L'OM a rendu un vibrant hommage aux supporters touchés lors du tragique accident de car de samedi matin sur l’autoroute A6 qui a fait deux morts parmi les MTP.
Alors qu’il se rendait au Havre pour encourager leur équipe, un bus du groupe MTP a heurté le pilier d’un pont sur l’autoroute A6 non loin de Fontainebleau. Dès leur arrivée au stade, les dirigeants, les joueurs et le staff marseillais ont rendu un vibrant hommage aux victimes de ce drame.
Ce sont d’abord les dirigeants marseillais qui ont remis aux supporters les voiles noires déployées avant le match en guise de tifo. Ensuite, le Président de l’OM s’est rendu au pied de la tribune marseillaise pour parler et partager sa douleur avec les fans olympiens.

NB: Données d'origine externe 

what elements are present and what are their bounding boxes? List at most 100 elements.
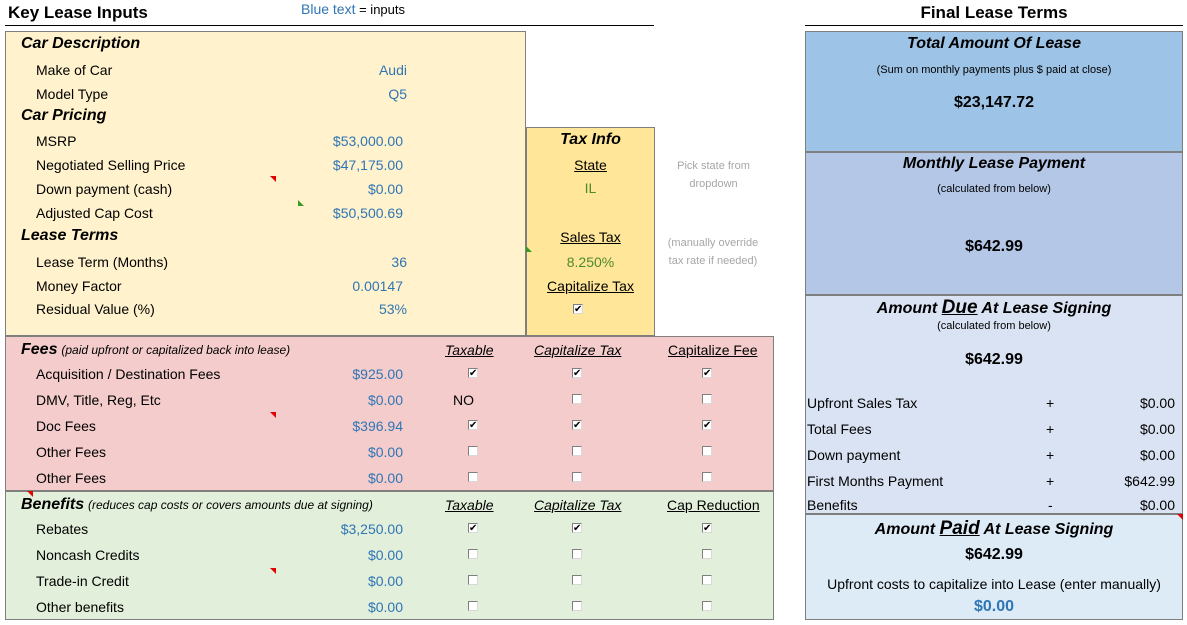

Un moment fort en émotion pour Pape Diouf qui n’a pu retenir ses larmes.

Durant l’échauffement, les joueurs marseillais ont porté un t-shirt où était inscrit « Hommage à nos supporters ». Pendant le match ils ont également porté un brassard noir en signe de deuil.

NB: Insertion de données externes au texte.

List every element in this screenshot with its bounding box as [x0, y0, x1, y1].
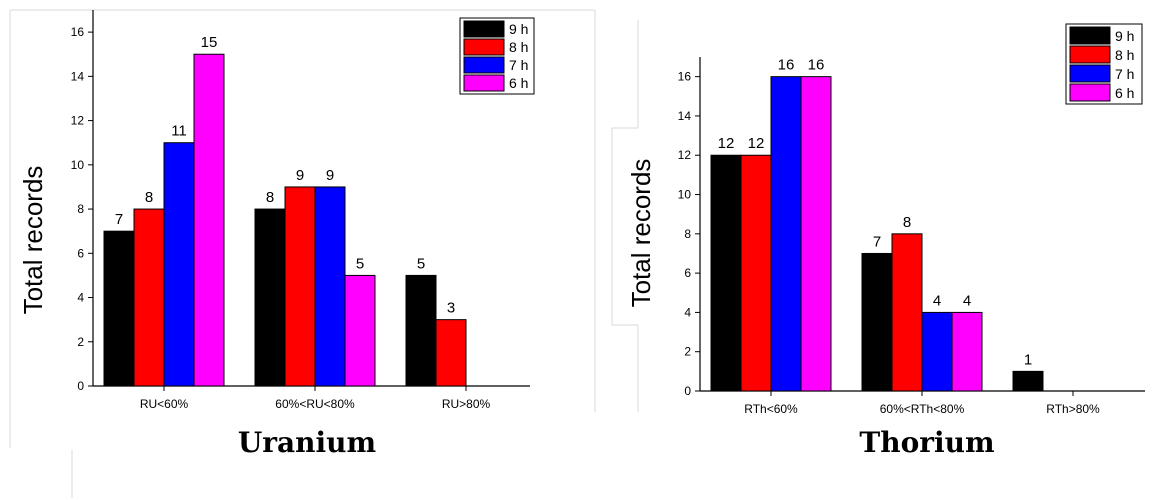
bar-9h: [103, 230, 135, 387]
bar-7h: [921, 311, 953, 392]
legend-swatch: [463, 74, 505, 92]
legend: 9 h 8 h 7 h 6 h: [459, 17, 535, 95]
legend: 9 h 8 h 7 h 6 h: [1065, 23, 1143, 105]
legend-entry: 7 h: [1115, 66, 1134, 82]
data-label: 15: [201, 34, 218, 51]
data-label: 5: [417, 255, 425, 272]
y-tick-label: 16: [71, 25, 85, 39]
legend-swatch: [1069, 26, 1111, 45]
bar-7h: [163, 142, 195, 387]
data-label: 3: [447, 300, 455, 317]
bar-9h: [861, 252, 893, 392]
data-label: 12: [748, 135, 765, 152]
bar-7h: [314, 186, 346, 387]
y-tick-label: 0: [684, 384, 691, 398]
y-tick-label: 8: [77, 202, 84, 216]
x-category-label: RU<60%: [140, 397, 189, 411]
legend-swatch: [1069, 64, 1111, 83]
bar-9h: [405, 274, 437, 387]
y-axis-label: Total records: [626, 159, 656, 308]
right-panel-frame: [611, 20, 639, 412]
data-label: 9: [326, 167, 334, 184]
bar-8h: [740, 154, 772, 392]
data-label: 4: [933, 292, 941, 309]
y-tick-label: 8: [684, 227, 691, 241]
bar-9h: [254, 208, 286, 387]
data-label: 8: [145, 189, 153, 206]
data-label: 11: [171, 123, 187, 140]
y-tick-label: 4: [684, 305, 691, 319]
y-tick-label: 14: [71, 69, 85, 83]
y-axis-label: Total records: [18, 166, 48, 315]
legend-swatch: [463, 56, 505, 74]
data-label: 1: [1024, 351, 1032, 368]
left-panel-frame: [9, 9, 596, 498]
bar-8h: [133, 208, 165, 387]
chart-title: Uranium: [238, 426, 376, 459]
legend-entry: 7 h: [509, 57, 528, 73]
bar-7h: [770, 76, 802, 392]
legend-swatch: [1069, 45, 1111, 64]
bar-6h: [193, 53, 225, 387]
y-tick-label: 2: [77, 335, 84, 349]
y-tick-label: 4: [77, 291, 84, 305]
y-tick-label: 6: [684, 266, 691, 280]
legend-swatch: [463, 38, 505, 56]
data-label: 7: [873, 233, 881, 250]
bar-9h: [710, 154, 742, 392]
bar-6h: [344, 274, 376, 387]
legend-entry: 8 h: [509, 39, 528, 55]
data-label: 8: [266, 189, 274, 206]
legend-swatch: [463, 20, 505, 38]
bar-6h: [800, 76, 832, 392]
legend-entry: 9 h: [509, 21, 528, 37]
bar-9h: [1012, 370, 1044, 392]
x-category-label: RU>80%: [442, 397, 491, 411]
data-label: 8: [903, 214, 911, 231]
data-label: 12: [718, 135, 735, 152]
bar-8h: [435, 319, 467, 387]
legend-entry: 8 h: [1115, 47, 1134, 63]
bar-8h: [284, 186, 316, 387]
data-label: 16: [778, 57, 795, 74]
uranium-chart: 0 2 4 6 8 10 12 14 16 RU<60% 7 8 11 15 60%<RU<80% 8 9 9 5 R…: [18, 10, 535, 459]
x-category-label: RTh>80%: [1046, 402, 1100, 416]
chart-title: Thorium: [859, 426, 994, 459]
y-tick-label: 2: [684, 345, 691, 359]
y-tick-label: 6: [77, 246, 84, 260]
legend-entry: 9 h: [1115, 28, 1134, 44]
bar-8h: [891, 233, 923, 392]
x-category-label: 60%<RTh<80%: [880, 402, 965, 416]
x-category-label: 60%<RU<80%: [275, 397, 355, 411]
y-tick-label: 12: [678, 148, 692, 162]
x-category-label: RTh<60%: [744, 402, 798, 416]
y-tick-label: 16: [678, 70, 692, 84]
y-tick-label: 10: [678, 188, 692, 202]
data-label: 5: [356, 255, 364, 272]
bar-6h: [951, 311, 983, 392]
y-tick-label: 0: [77, 379, 84, 393]
y-tick-label: 12: [71, 114, 85, 128]
legend-swatch: [1069, 83, 1111, 102]
data-label: 7: [115, 211, 123, 228]
y-tick-label: 14: [678, 109, 692, 123]
data-label: 9: [296, 167, 304, 184]
data-label: 4: [963, 292, 971, 309]
legend-entry: 6 h: [509, 75, 528, 91]
y-tick-label: 10: [71, 158, 85, 172]
legend-entry: 6 h: [1115, 85, 1134, 101]
data-label: 16: [808, 57, 825, 74]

Avant la rencontre, une première minute de silence a été respectée par l’ensemble du stade Jules-Deschaseaux. Les supporters normands ont alors déployé une banderole « Solidaires dans la douleur ». Une gerbe de fleurs a été déposé au pied de la tribune par les présidents des clubs marseillais et havrais.

Juste après l’entrée des deux équipes, les onze titulaires olympiens se sont rendus devant la zone réservée aux supporters de l’OM pour respecter une seconde minute de silence. Là aussi, l’émotion était au rendez-vous. Mais le moment le plus poignant de la soirée a sans doute été le coup d’envoi de la rencontre donnée par l’épouse d’une des deux victimes, Lahcene Lazeb, avec leur fils de deux ans dans les bras.

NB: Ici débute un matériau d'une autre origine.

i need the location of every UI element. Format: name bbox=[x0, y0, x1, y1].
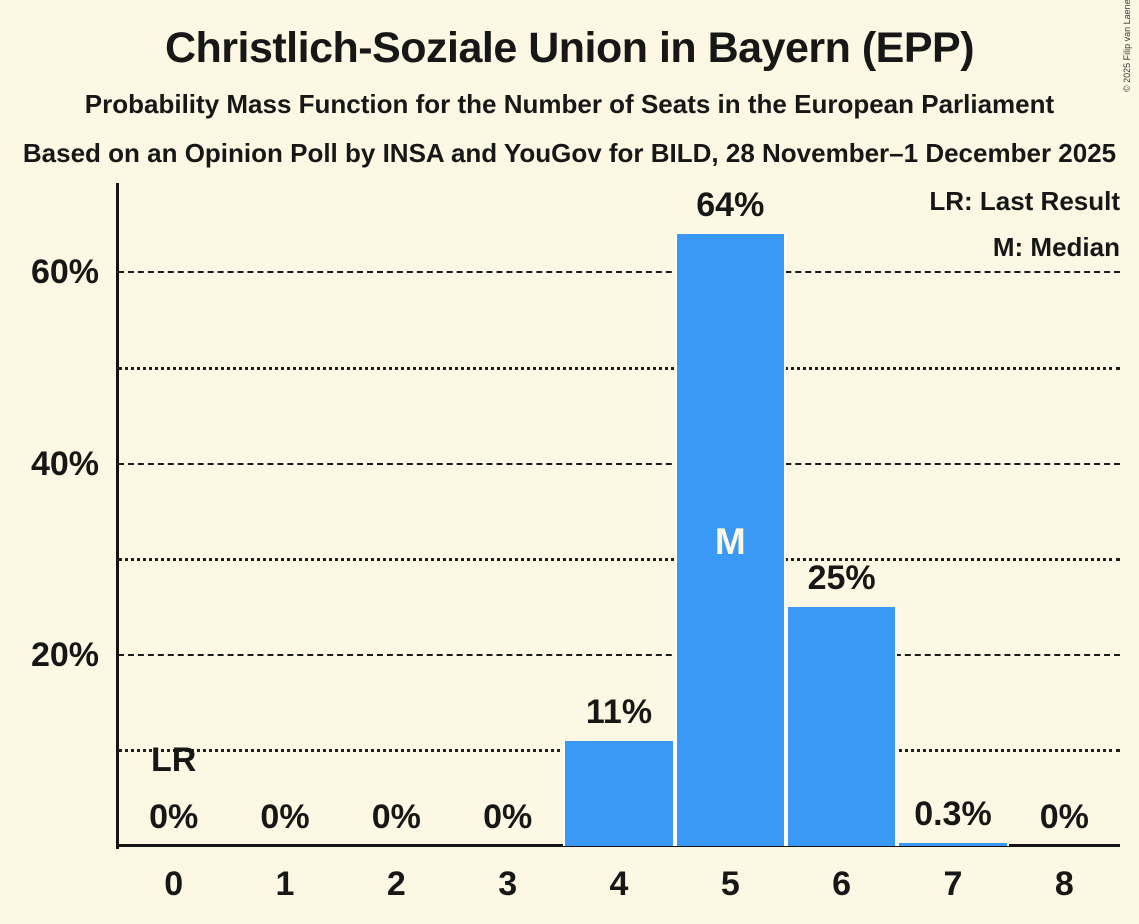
bar-slot-7: 0.3% bbox=[897, 183, 1009, 846]
bar-slot-6: 25% bbox=[785, 183, 898, 846]
x-axis-tick-labels: 0 1 2 3 4 5 6 7 8 bbox=[118, 864, 1120, 904]
x-tick-label-0: 0 bbox=[164, 865, 184, 903]
bar-value-label-7: 0.3% bbox=[914, 795, 992, 834]
chart-source-line: Based on an Opinion Poll by INSA and You… bbox=[22, 138, 1117, 168]
x-tick-label-5: 5 bbox=[720, 865, 740, 903]
gridline-solid-60 bbox=[118, 271, 1120, 274]
bar-value-label-6: 25% bbox=[807, 559, 876, 597]
bar-5 bbox=[674, 234, 786, 846]
x-tick-label-3: 3 bbox=[498, 865, 518, 903]
bar-value-label-5: 64% bbox=[696, 186, 765, 225]
gridline-solid-40 bbox=[118, 462, 1120, 465]
bar-7 bbox=[897, 843, 1009, 846]
chart-legend: LR: Last Result M: Median bbox=[929, 178, 1120, 270]
bar-value-label-1: 0% bbox=[260, 798, 310, 836]
gridline-dotted-50 bbox=[118, 366, 1120, 370]
bar-slot-4: 11% bbox=[563, 183, 675, 846]
bar-4 bbox=[563, 740, 675, 846]
y-tick-label-40: 40% bbox=[30, 444, 99, 483]
bar-slot-3: 0% bbox=[452, 183, 563, 846]
bar-value-label-3: 0% bbox=[483, 798, 533, 836]
bar-slot-5: 64% M bbox=[674, 183, 786, 846]
bar-6 bbox=[785, 607, 898, 846]
y-tick-label-60: 60% bbox=[30, 253, 99, 292]
y-axis-line bbox=[116, 183, 119, 849]
median-marker: M bbox=[714, 521, 746, 562]
plot-area: 0% LR 0% 0% 0% 11% 64% M 25% 0.3% 0% bbox=[118, 183, 1120, 846]
legend-median: M: Median bbox=[992, 232, 1120, 262]
x-tick-label-1: 1 bbox=[275, 865, 295, 903]
bar-slot-8: 0% bbox=[1009, 183, 1120, 846]
x-tick-label-7: 7 bbox=[943, 865, 963, 903]
last-result-marker: LR bbox=[151, 741, 197, 779]
bar-slot-0: 0% LR bbox=[118, 183, 229, 846]
chart-subtitle: Probability Mass Function for the Number… bbox=[84, 89, 1055, 119]
bar-value-label-0: 0% bbox=[149, 798, 199, 836]
bar-value-label-2: 0% bbox=[371, 798, 421, 836]
gridline-dotted-30 bbox=[118, 558, 1120, 562]
y-tick-label-20: 20% bbox=[30, 635, 99, 674]
x-tick-label-2: 2 bbox=[386, 865, 406, 903]
bar-value-label-4: 11% bbox=[585, 692, 653, 731]
x-tick-label-8: 8 bbox=[1054, 865, 1074, 903]
page-title: Christlich-Soziale Union in Bayern (EPP) bbox=[164, 24, 975, 72]
bar-slots: 0% LR 0% 0% 0% 11% 64% M 25% 0.3% 0% bbox=[118, 183, 1120, 846]
bar-value-label-8: 0% bbox=[1039, 798, 1089, 836]
x-tick-label-6: 6 bbox=[832, 865, 852, 903]
bar-slot-2: 0% bbox=[341, 183, 452, 846]
legend-last-result: LR: Last Result bbox=[929, 186, 1120, 216]
bar-slot-1: 0% bbox=[229, 183, 340, 846]
copyright-notice: © 2025 Filip van Laenen bbox=[1122, 0, 1132, 92]
x-tick-label-4: 4 bbox=[609, 865, 629, 903]
gridline-solid-20 bbox=[118, 653, 1120, 656]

Après le but de Bolo Zenden, les Marseillais se sont précipités vars la zone occupée par les supporters olympiens. Le doigt pointé vers le ciel, ils ont dédié ce but aux supporters qui ont perdu la vie dans l'accident.
Après le coup de sifflet final, joueurs et membres du staff sont allés applaudir les supporters qui vivent des moments très difficiles.



«C’est une catastrophe pour les familles. C’est douloureux pour les clubs de supporters car venir dans un match de foot, c’est une fête, un plaisir et on ne s’attend jamais à perdre des proches. La journée a été particulièrement bizarre. Tout le monde est resté dans sa chambre… Ce sont des moments que l’on n’aime pas vivre.
Les joueurs connaissent certains membres des clubs de supporters, ils ne savaient pas si le match allait se jouer ou pas, ce n’était pas évident. On va essayer de faire un bon match en mémoire de ces jeunes qui ont perdu la vie en venant voir l’OM.
Quand j’ai eu Pape Diouf au téléphone ce matin, il était vraiment mal. Il a vu l’épouse de l’une des deux victimes et cela nous a fait très mal de voir cette jeune femme avec un enfant.
Que peut-on faire, que peut-on dire dans ces moments ? Je suis très triste pour les familles, les clubs de supporters et le club. Pour les supporters, aller à l’extérieur pour encourager l’OM, c’est une fête mais là, la fête est gâchée.
L’important est d’apporter un peu de chaleur humaine à tous ces gens qui ont été touchés dans leur chair. Le match devient anecdotique…
On a fait un t-shirt dans l’urgence pour l’échauffement, les joueurs portent un brassard noir et il y a eu un dépôt de gerbe. On est de tout cœur avec les familles des personnes décédées, et des blessés».
«C’est dur de se préparer dans ces circonstances. Les dirigeants nous en ont parlé dans la journée. L’OM, c’est un tout et quand quelqu’un est touché par un tel drame, on l’est tous. On va essayer de faire notre travail car de là ils sont désormais, ils auraient aimé que l’on joue et que l’on gagne. Les supporters marseillais sont extraordinaires et la meilleur manière de leur rendre hommage, c’est de gagner ce soir.
Tout le monde se joint à nous dans la douleur des familles, des amis de nos compagnons de route. Ce sont des moments difficiles».
«C’est très dur… Il a fallu travailler pour préparer le match avec tout ce qui s’est passé en tête. Voir tous ces supporters très touchés, il n’y a pas de mot. Les dirigeants font tout le nécessaire pour le rapatriement à Marseille. C’est la première fois que cela nous arrive et le 23 août 2008 restera marqué à jamais».